A venda da Vivo à Telefónica poderá ser concluída até 16 de Julho, se a operadora espanhola alterar o preço ou os termos da actual oferta até essa data, consideram as fontes ligadas ao processo contactadas pelo Diário Económico. Desta forma seria possível contornar o veto do Governo, que na assembleia de quarta-feira recorreu à ‘golden share' para travar o negócio de 7,15 mil milhões de euros.
As fontes ouvidas pelo Diário Económico consideram que esta será a melhor solução para sair do imbróglio jurídico causado pela utilização da ‘golden share' na assembleia geral da PT de quarta-feira, em que o Estado vetou a venda da Vivo apesar de esta ter o voto favorável de 74% do capital presente. Se a oferta, que vigora até 16 de Julho, for alterada a administração poderá voltar a pronunciar-se e decidir ela própria o negócio, sem ter de a levar à assembleia geral, o órgão onde o Estado pode exercer os poderes da ‘golden share'.
"A venda de participações é competência do conselho de administração, mas a partir do momento em que foi levada à assembleia, o conselho perde o direito de se pronunciar e não pode passar por cima da decisão dos accionistas", a menos que a proposta seja alterada, disse um dos juristas contactados pelo Diário Económico.

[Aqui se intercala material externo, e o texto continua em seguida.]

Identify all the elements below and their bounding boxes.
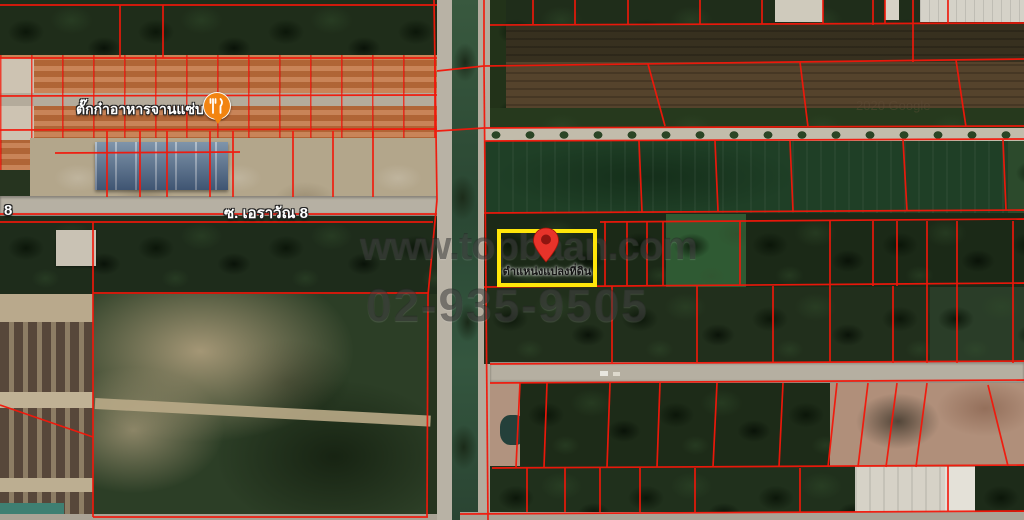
restaurant-poi-icon[interactable] bbox=[203, 92, 231, 120]
map-credit: 2020 Google bbox=[856, 98, 930, 113]
plot-location-label: ตำแหน่งแปลงที่ดิน bbox=[501, 262, 593, 280]
satellite-map[interactable]: 8 ซ. เอราวัณ 8 ตั๊กก๋าอาหารจานแซ่บ 2020 … bbox=[0, 0, 1024, 520]
location-pin-icon bbox=[530, 226, 562, 264]
plot-pin[interactable] bbox=[530, 226, 562, 264]
fork-knife-icon bbox=[204, 93, 230, 119]
road-label-edge: 8 bbox=[4, 202, 12, 219]
road-label-soi-erawan-8: ซ. เอราวัณ 8 bbox=[224, 201, 308, 225]
restaurant-label: ตั๊กก๋าอาหารจานแซ่บ bbox=[76, 99, 204, 121]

"A melhor solução será a Telefónica subir a oferta em alguns milhões de euros ou alterar os seus termos, como os prazos da venda faseada da Vivo, assim que o Tribunal Europeu anunciar a decisão final sobre a ‘golden share' [dia 8]. O conselho de administração terá então toda a legitimidade para decidir o negócio, uma vez que a ‘golden share' terá perdido o seu poder e o Governo não a deverá usar mesmo que a decisão do tribunal ainda não esteja em vigor", afirmou ao Diário Económico um responsável do núcleo accionista da PT. "Quando vendemos a operadora em Marrocos [Meditel], no ano passado, por 400 milhões de euros, foi o conselho que decidiu e não a assembleia", lembrou ainda.

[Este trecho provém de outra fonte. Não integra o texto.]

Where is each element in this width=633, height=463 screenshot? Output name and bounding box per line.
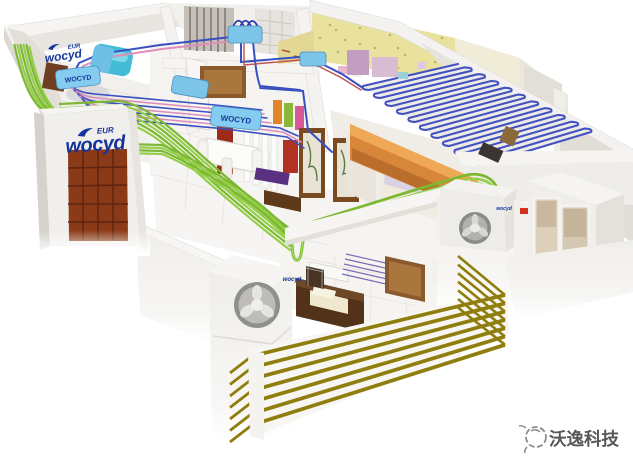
svg-text:wocyd: wocyd [283, 277, 302, 283]
svg-text:wocyd: wocyd [496, 206, 513, 212]
svg-text:沃逸科技: 沃逸科技 [549, 429, 619, 449]
svg-text:EUR: EUR [97, 126, 115, 136]
svg-text:wocyd: wocyd [65, 132, 127, 158]
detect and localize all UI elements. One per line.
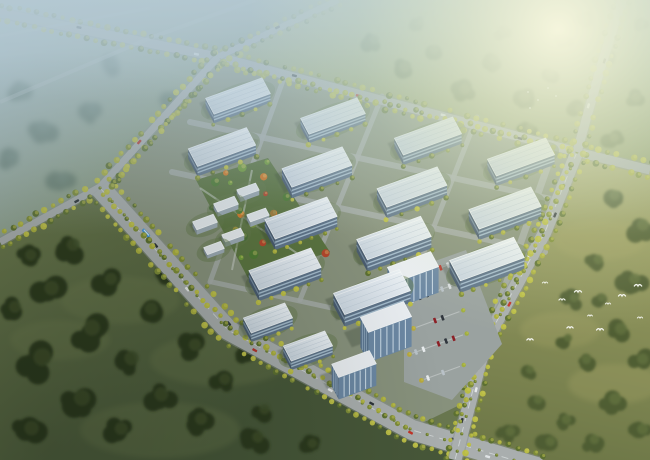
aerial-scene-canvas [0, 0, 650, 460]
atmosphere-overlays [0, 0, 650, 460]
industrial-park-aerial-rendering [0, 0, 650, 460]
sun-glow [0, 0, 650, 460]
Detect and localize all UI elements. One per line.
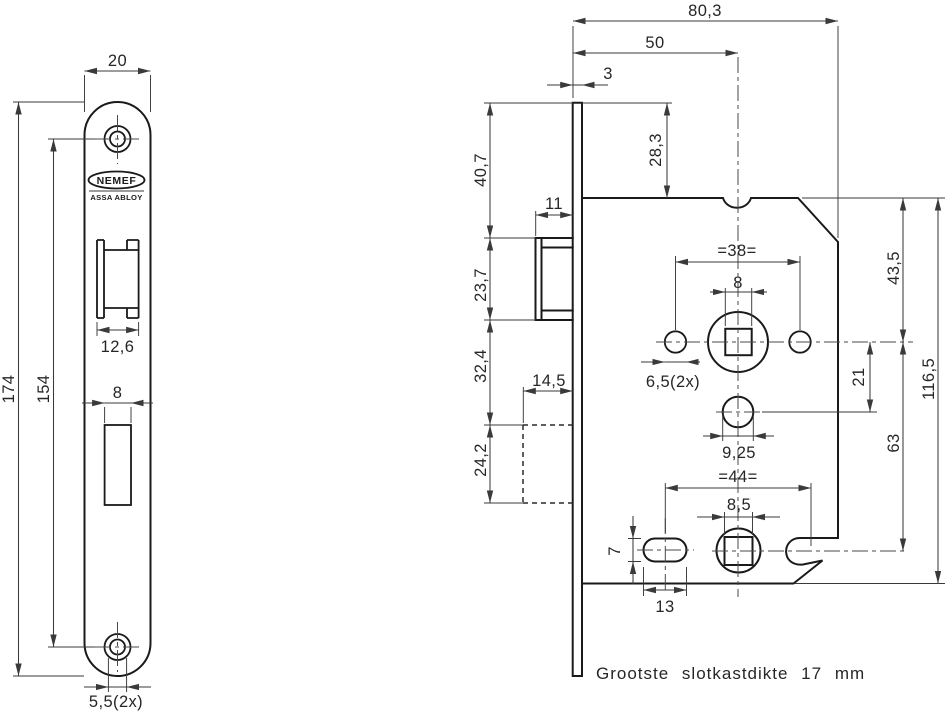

Tendo em conta que os principais accionistas da PT estão representados no conselho de administração e que a maior parte deles, com excepção da Caixa (7,3%) e da Visabeira (2,6%), votou a favor do negócio na assembleia, é de esperar que o ‘board' aprove a operação. "Há que lembrar que mesmo os representantes da Caixa estão no conselho como administradores da PT e não como mandatários do banco estatal, pelo que podem votar a favor", disse uma das fontes contactadas.